Dufour and colleagues in Lyon and Nantes examined 593 isolates of S aureus that had been sent to their reference laboratory from throughout France for detection of toxin production. Eighty three (14%) of these were Panton-Valentin leukocidin (PVL)-positive and 14 of these were also methicillin-resistant. The median age of the patients was 13.5 years (range, 2.5 months to 69 years). Half the patients had cutaneous infections and 2 had bacteremic necrotizing pneumonia. Except for the presence of genes encoding LukF-LukD leukocidin, which were also present in all 14, genes for a wide range of additional toxins, including toxic shock and exfoliative toxins, were not detected. Genetic analysis indicated that the 14 isolates were related.

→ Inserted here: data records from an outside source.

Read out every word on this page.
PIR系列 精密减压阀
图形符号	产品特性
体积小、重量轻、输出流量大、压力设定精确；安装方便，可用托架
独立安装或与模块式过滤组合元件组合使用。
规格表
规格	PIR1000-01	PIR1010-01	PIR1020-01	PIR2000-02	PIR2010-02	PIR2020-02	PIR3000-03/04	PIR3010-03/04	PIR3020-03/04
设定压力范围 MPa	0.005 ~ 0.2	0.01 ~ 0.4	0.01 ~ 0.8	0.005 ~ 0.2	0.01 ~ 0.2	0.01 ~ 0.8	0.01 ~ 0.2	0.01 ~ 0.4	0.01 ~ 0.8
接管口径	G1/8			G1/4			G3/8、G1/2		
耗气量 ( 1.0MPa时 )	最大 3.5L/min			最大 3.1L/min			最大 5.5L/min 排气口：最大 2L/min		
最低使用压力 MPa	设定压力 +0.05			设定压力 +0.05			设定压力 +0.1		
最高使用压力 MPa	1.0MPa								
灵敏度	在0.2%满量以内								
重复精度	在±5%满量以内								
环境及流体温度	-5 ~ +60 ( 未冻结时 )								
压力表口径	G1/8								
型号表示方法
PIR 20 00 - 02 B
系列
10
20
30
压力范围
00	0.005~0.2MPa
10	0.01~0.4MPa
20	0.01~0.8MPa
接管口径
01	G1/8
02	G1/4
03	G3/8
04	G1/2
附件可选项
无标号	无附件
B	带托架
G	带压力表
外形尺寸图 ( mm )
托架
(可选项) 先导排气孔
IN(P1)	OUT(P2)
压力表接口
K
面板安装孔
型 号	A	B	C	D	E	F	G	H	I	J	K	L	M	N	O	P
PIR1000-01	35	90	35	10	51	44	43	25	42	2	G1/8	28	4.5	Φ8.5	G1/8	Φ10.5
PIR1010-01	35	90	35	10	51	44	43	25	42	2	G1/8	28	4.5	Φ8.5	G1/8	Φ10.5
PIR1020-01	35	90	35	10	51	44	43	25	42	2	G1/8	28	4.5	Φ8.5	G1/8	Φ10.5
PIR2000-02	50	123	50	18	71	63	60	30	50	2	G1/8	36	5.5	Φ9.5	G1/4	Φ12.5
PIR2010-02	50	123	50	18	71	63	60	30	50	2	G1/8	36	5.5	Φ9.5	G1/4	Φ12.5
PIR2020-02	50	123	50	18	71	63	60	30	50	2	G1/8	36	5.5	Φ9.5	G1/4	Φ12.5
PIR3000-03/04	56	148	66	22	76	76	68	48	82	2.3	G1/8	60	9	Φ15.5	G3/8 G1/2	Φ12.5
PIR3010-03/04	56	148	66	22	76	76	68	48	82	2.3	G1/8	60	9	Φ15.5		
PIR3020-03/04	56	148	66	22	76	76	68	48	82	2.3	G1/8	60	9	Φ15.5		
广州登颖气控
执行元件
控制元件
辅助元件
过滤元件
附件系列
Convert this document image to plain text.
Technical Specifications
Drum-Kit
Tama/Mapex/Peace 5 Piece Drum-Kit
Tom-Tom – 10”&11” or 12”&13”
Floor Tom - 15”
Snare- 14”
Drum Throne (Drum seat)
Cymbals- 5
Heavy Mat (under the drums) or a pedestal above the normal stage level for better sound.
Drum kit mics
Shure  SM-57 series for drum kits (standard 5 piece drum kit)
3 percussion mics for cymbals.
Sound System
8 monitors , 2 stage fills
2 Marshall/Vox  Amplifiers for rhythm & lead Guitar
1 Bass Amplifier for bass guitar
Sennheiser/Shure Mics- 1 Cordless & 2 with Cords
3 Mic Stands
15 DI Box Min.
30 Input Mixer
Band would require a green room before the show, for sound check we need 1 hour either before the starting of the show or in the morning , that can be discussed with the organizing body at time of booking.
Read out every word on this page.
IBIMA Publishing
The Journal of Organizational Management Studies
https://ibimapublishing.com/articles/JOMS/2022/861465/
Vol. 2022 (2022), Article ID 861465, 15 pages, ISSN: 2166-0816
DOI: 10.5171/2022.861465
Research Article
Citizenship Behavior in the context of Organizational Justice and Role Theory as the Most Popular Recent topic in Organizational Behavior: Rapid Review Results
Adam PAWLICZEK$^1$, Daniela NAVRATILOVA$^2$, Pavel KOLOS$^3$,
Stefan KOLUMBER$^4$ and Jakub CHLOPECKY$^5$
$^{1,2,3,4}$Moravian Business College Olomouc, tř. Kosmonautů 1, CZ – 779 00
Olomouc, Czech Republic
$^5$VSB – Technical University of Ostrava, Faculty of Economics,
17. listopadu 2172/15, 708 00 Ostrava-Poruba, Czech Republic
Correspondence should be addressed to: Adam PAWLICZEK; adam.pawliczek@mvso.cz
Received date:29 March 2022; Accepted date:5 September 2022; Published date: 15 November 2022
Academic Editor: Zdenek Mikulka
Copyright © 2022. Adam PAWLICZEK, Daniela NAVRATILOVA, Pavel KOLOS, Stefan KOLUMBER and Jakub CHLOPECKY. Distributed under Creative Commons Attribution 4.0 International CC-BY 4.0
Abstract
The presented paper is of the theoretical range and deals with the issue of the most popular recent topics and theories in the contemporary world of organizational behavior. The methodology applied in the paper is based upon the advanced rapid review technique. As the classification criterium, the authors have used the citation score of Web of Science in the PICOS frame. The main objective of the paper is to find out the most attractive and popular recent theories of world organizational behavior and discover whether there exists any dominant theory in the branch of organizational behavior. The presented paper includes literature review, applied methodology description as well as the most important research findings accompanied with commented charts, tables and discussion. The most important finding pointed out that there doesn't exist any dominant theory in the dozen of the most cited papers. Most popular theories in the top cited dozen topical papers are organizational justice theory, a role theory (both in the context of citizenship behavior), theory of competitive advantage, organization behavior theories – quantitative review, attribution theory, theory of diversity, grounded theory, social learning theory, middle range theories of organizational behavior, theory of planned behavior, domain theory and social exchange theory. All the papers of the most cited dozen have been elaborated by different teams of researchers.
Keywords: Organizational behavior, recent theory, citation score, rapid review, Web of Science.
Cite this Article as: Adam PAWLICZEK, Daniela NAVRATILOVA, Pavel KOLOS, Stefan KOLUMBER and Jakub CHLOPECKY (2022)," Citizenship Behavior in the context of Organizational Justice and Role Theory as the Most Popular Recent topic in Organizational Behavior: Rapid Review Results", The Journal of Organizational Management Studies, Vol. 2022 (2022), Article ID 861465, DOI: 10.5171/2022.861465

Comment by Stan Deresinski, MD, FACP
PVL is a bicomponent toxin produced by some strains of S aureus that has been associated with community-acquired primary skin infections and severe necrotizing pneumonia. It is not, in contrast, associated with skin infections occurring secondary to cutaneous trauma, nosocomial pneumonia, or endocarditis.1,2 The severity of illness associated with PVL-producing strains of S aureus can be assessed from a study of community-acquired pneumonia due to this organism. In that study, a comparison of 16 cases of PVL-positive S aureus pneumonia with 36 PVL-negative cases demonstrated an association of the former with prior influenza-like illness, younger median age (14.8 vs 70.1 years), greater severity, and higher mortality at 48 hours (63% vs 94%).2
Thus, it appears to be a virulence factor, allowing enhanced infectivity and the severity of S aureus infection in the absence of other promoters of invasion. In contrast, the LukF-LukD leukocidin, also detected in this study, is not highly associated with similar infections.
Exposure of leukocytes to PVL leads to formation of transmembrane octameric pores and release of a variety of inflammatory mediators, and intradermal injection of PVL in rabbits is associated with severe inflammatory lesions and skin necrosis.3-5 Neutrophils are killed as the result of lysis by the toxin. Thus, these important effector cells, while contributing to the inflammatory response at the site of infection, are eliminated from participation in eradicating the infection.
Dufour et al report that their 14 related strains of PVL-producing MRSA were isolated from throughout France and were epidemiologically unrelated. This raises the fear that this "superadapted" strain containing an ominous confluence of an antibiotic resistance gene and a toxin gene may already be widespread there and, perhaps, elsewhere.
Dr. Deresinski, Clinical Professor of Medicine, Stanford; Associate Chief of Infectious Diseases, Santa Clara Valley Medical Center, is Editor of Infectious Disease Alert.
1. Dinges MM, et al. Exotoxins of Staphylococcus aureus. Clin Microbiol Rev. 2000;12:16-34; Lancet. 2002;359(9308):753-759.
2. Gillet Y, et al. Association between Staphylococcus aureus strains carrying gene for Panton-Valentine leukocidin and highly lethal necrotising pneumonia in young immunocompetent patients. Lancet. 2002;359: 753-759.
3. Miles G, et al. Subunit composition of a bicomponent toxin: Staphylococcal leukocidin forms an octameric transmembrane pore. Protein Sci. 2002;11:894-902.
4. Konig B, et al. Effects of Staphylococcus aureus leukocidins on inflammatory mediator release from human granulocytes. J Infect Dis. 1995;171:607-613.
5. Ward PD, Turner WH. Identification of Panton-Valentine leukocidin as a potent dermonecrotic toxin. Infect Immun. 198;28:393-397.